Message 12 Oct 2009, 19:21

Le "Jeu de Cartes"

Le "Jeu de Cartes".

Le “Jeu de Cartes” n’est pas attesté en Europe avant la fin du XIVème siècle.
La source (disparue aujourd’hui) provient d’un savant jésuite s’appuyant sur un compte de l'hôtel de Charles VI et évoquant en 1392 l'achat de trois jeux de cartes à Jacquemin Gringonneur.

Par contre, Les Mamelouks connaissaient déjà le jeu de cartes au XIIIème siècle.
On suppose donc que le jeu a été introduit en Europe via l’Italie, et plus particulièrement via Venise, ville commerçant avec l'Orient.

Des éléments accréditent cette hypothèse. En effet, le nom de certaines figures (naib malik et thani naib) rappelle le mot italien naibbe ainsi que le mot espagnol naipes, qui désignent les cartes à jouer.
D'autre part, un des plus anciens documents évoquant les cartes à jouer,
la chronique de Viterbe (1379) évoque les "Sarrasins".

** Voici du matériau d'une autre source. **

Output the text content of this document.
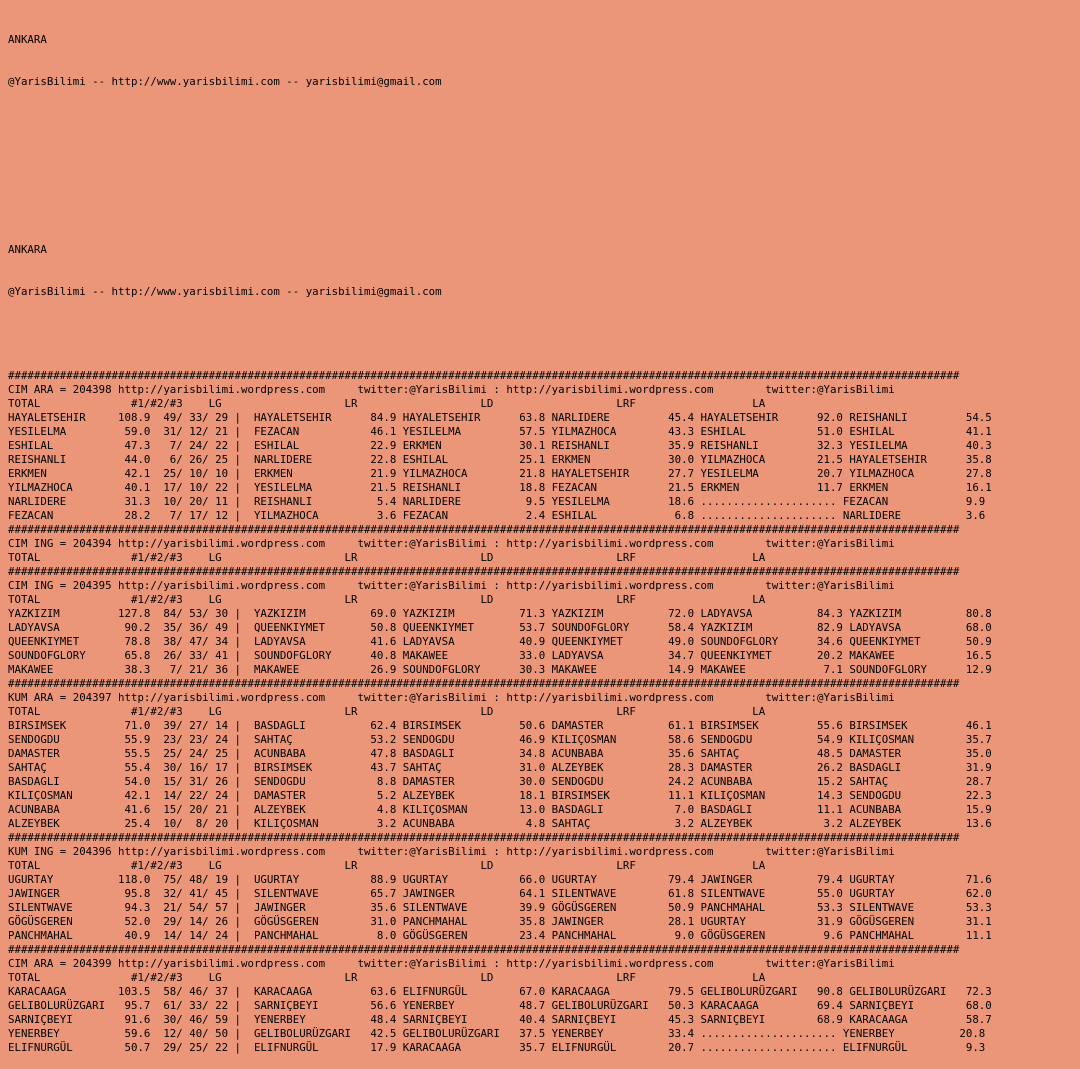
ANKARA

@YarisBilimi -- http://www.yarisbilimi.com -- yarisbilimi@gmail.com

ANKARA

@YarisBilimi -- http://www.yarisbilimi.com -- yarisbilimi@gmail.com

###################################################################################################################################################
CIM ARA = 204398 http://yarisbilimi.wordpress.com     twitter:@YarisBilimi : http://yarisbilimi.wordpress.com        twitter:@YarisBilimi
TOTAL              #1/#2/#3    LG                   LR                   LD                   LRF                  LA
HAYALETSEHIR     108.9  49/ 33/ 29 |  HAYALETSEHIR      84.9 HAYALETSEHIR      63.8 NARLIDERE         45.4 HAYALETSEHIR      92.0 REISHANLI         54.5
YESILELMA         59.0  31/ 12/ 21 |  FEZACAN           46.1 YESILELMA         57.5 YILMAZHOCA        43.3 ESHILAL           51.0 ESHILAL           41.1
ESHILAL           47.3   7/ 24/ 22 |  ESHILAL           22.9 ERKMEN            30.1 REISHANLI         35.9 REISHANLI         32.3 YESILELMA         40.3
REISHANLI         44.0   6/ 26/ 25 |  NARLIDERE         22.8 ESHILAL           25.1 ERKMEN            30.0 YILMAZHOCA        21.5 HAYALETSEHIR      35.8
ERKMEN            42.1  25/ 10/ 10 |  ERKMEN            21.9 YILMAZHOCA        21.8 HAYALETSEHIR      27.7 YESILELMA         20.7 YILMAZHOCA        27.8
YILMAZHOCA        40.1  17/ 10/ 22 |  YESILELMA         21.5 REISHANLI         18.8 FEZACAN           21.5 ERKMEN            11.7 ERKMEN            16.1
NARLIDERE         31.3  10/ 20/ 11 |  REISHANLI          5.4 NARLIDERE          9.5 YESILELMA         18.6 ..................... FEZACAN            9.9
FEZACAN           28.2   7/ 17/ 12 |  YILMAZHOCA         3.6 FEZACAN            2.4 ESHILAL            6.8 ..................... NARLIDERE          3.6
###################################################################################################################################################
CIM ING = 204394 http://yarisbilimi.wordpress.com     twitter:@YarisBilimi : http://yarisbilimi.wordpress.com        twitter:@YarisBilimi
TOTAL              #1/#2/#3    LG                   LR                   LD                   LRF                  LA
###################################################################################################################################################
CIM ING = 204395 http://yarisbilimi.wordpress.com     twitter:@YarisBilimi : http://yarisbilimi.wordpress.com        twitter:@YarisBilimi
TOTAL              #1/#2/#3    LG                   LR                   LD                   LRF                  LA
YAZKIZIM         127.8  84/ 53/ 30 |  YAZKIZIM          69.0 YAZKIZIM          71.3 YAZKIZIM          72.0 LADYAVSA          84.3 YAZKIZIM          80.8
LADYAVSA          90.2  35/ 36/ 49 |  QUEENKIYMET       50.8 QUEENKIYMET       53.7 SOUNDOFGLORY      58.4 YAZKIZIM          82.9 LADYAVSA          68.0
QUEENKIYMET       78.8  38/ 47/ 34 |  LADYAVSA          41.6 LADYAVSA          40.9 QUEENKIYMET       49.0 SOUNDOFGLORY      34.6 QUEENKIYMET       50.9
SOUNDOFGLORY      65.8  26/ 33/ 41 |  SOUNDOFGLORY      40.8 MAKAWEE           33.0 LADYAVSA          34.7 QUEENKIYMET       20.2 MAKAWEE           16.5
MAKAWEE           38.3   7/ 21/ 36 |  MAKAWEE           26.9 SOUNDOFGLORY      30.3 MAKAWEE           14.9 MAKAWEE            7.1 SOUNDOFGLORY      12.9
###################################################################################################################################################
KUM ARA = 204397 http://yarisbilimi.wordpress.com     twitter:@YarisBilimi : http://yarisbilimi.wordpress.com        twitter:@YarisBilimi
TOTAL              #1/#2/#3    LG                   LR                   LD                   LRF                  LA
BIRSIMSEK         71.0  39/ 27/ 14 |  BASDAGLI          62.4 BIRSIMSEK         50.6 DAMASTER          61.1 BIRSIMSEK         55.6 BIRSIMSEK         46.1
SENDOGDU          55.9  23/ 23/ 24 |  SAHTAÇ            53.2 SENDOGDU          46.9 KILIÇOSMAN        58.6 SENDOGDU          54.9 KILIÇOSMAN        35.7
DAMASTER          55.5  25/ 24/ 25 |  ACUNBABA          47.8 BASDAGLI          34.8 ACUNBABA          35.6 SAHTAÇ            48.5 DAMASTER          35.0
SAHTAÇ            55.4  30/ 16/ 17 |  BIRSIMSEK         43.7 SAHTAÇ            31.0 ALZEYBEK          28.3 DAMASTER          26.2 BASDAGLI          31.9
BASDAGLI          54.0  15/ 31/ 26 |  SENDOGDU           8.8 DAMASTER          30.0 SENDOGDU          24.2 ACUNBABA          15.2 SAHTAÇ            28.7
KILIÇOSMAN        42.1  14/ 22/ 24 |  DAMASTER           5.2 ALZEYBEK          18.1 BIRSIMSEK         11.1 KILIÇOSMAN        14.3 SENDOGDU          22.3
ACUNBABA          41.6  15/ 20/ 21 |  ALZEYBEK           4.8 KILIÇOSMAN        13.0 BASDAGLI           7.0 BASDAGLI          11.1 ACUNBABA          15.9
ALZEYBEK          25.4  10/  8/ 20 |  KILIÇOSMAN         3.2 ACUNBABA           4.8 SAHTAÇ             3.2 ALZEYBEK           3.2 ALZEYBEK          13.6
###################################################################################################################################################
KUM ING = 204396 http://yarisbilimi.wordpress.com     twitter:@YarisBilimi : http://yarisbilimi.wordpress.com        twitter:@YarisBilimi
TOTAL              #1/#2/#3    LG                   LR                   LD                   LRF                  LA
UGURTAY          118.0  75/ 48/ 19 |  UGURTAY           88.9 UGURTAY           66.0 UGURTAY           79.4 JAWINGER          79.4 UGURTAY           71.6
JAWINGER          95.8  32/ 41/ 45 |  SILENTWAVE        65.7 JAWINGER          64.1 SILENTWAVE        61.8 SILENTWAVE        55.0 UGURTAY           62.0
SILENTWAVE        94.3  21/ 54/ 57 |  JAWINGER          35.6 SILENTWAVE        39.9 GÖGÜSGEREN        50.9 PANCHMAHAL        53.3 SILENTWAVE        53.3
GÖGÜSGEREN        52.0  29/ 14/ 26 |  GÖGÜSGEREN        31.0 PANCHMAHAL        35.8 JAWINGER          28.1 UGURTAY           31.9 GÖGÜSGEREN        31.1
PANCHMAHAL        40.9  14/ 14/ 24 |  PANCHMAHAL         8.0 GÖGÜSGEREN        23.4 PANCHMAHAL         9.0 GÖGÜSGEREN         9.6 PANCHMAHAL        11.1
###################################################################################################################################################
CIM ARA = 204399 http://yarisbilimi.wordpress.com     twitter:@YarisBilimi : http://yarisbilimi.wordpress.com        twitter:@YarisBilimi
TOTAL              #1/#2/#3    LG                   LR                   LD                   LRF                  LA
KARACAAGA        103.5  58/ 46/ 37 |  KARACAAGA         63.6 ELIFNURGÜL        67.0 KARACAAGA         79.5 GELIBOLURÜZGARI   90.8 GELIBOLURÜZGARI   72.3
GELIBOLURÜZGARI   95.7  61/ 33/ 22 |  SARNIÇBEYI        56.6 YENERBEY          48.7 GELIBOLURÜZGARI   50.3 KARACAAGA         69.4 SARNIÇBEYI        68.0
SARNIÇBEYI        91.6  30/ 46/ 59 |  YENERBEY          48.4 SARNIÇBEYI        40.4 SARNIÇBEYI        45.3 SARNIÇBEYI        68.9 KARACAAGA         58.7
YENERBEY          59.6  12/ 40/ 50 |  GELIBOLURÜZGARI   42.5 GELIBOLURÜZGARI   37.5 YENERBEY          33.4 ..................... YENERBEY          20.8
ELIFNURGÜL        50.7  29/ 25/ 22 |  ELIFNURGÜL        17.9 KARACAAGA         35.7 ELIFNURGÜL        20.7 ..................... ELIFNURGÜL         9.3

Le Musée Topkapi d'Istanbul conserve un magnifique “jeu de Cartes” mamelouck enluminé et datant du XVème siècle.
Ces cartes sont peintes à la main en bleu, noir, doré et rose. Elles se répartissent en quatre ou cinq suites : la coupe, la monnaie, l’épée, la crosse de polo et peut-être le bâton.
Comme notre jeu actuel, chaque série décline dix numéros accompagné de quatre personnages de cour, signalés par une inscription au bas de la carte (le roi, le gouverneur, le gouverneur en second et l’assistant).

Mais il est fort possible aussi que les Mameloucks ne soient pas les inventeurs de ce jeu, celui-ci venant d’encore plus de l’Est.

Il est probable que les jeux arabes soient arrivés par la Perse ou l'Inde mais aucune source ne peut confirmer cette thèse.

Par contre, les Chinois, qui inventèrent aussi le papier (ne l’oublions pas), connaissaient le ‘Jeu de Cartes’ et y jouaient sous une forme embryonnaire dès le VIIème siècle.
Cette version primitive du “Jeu de Cartes” trouvait son origine dans l’ancien système monétaire chinois.

Au cours des siècles, le pouvoir impérial chinois devra intervenir à diverses reprises afin de restreindre les jeux de hasard.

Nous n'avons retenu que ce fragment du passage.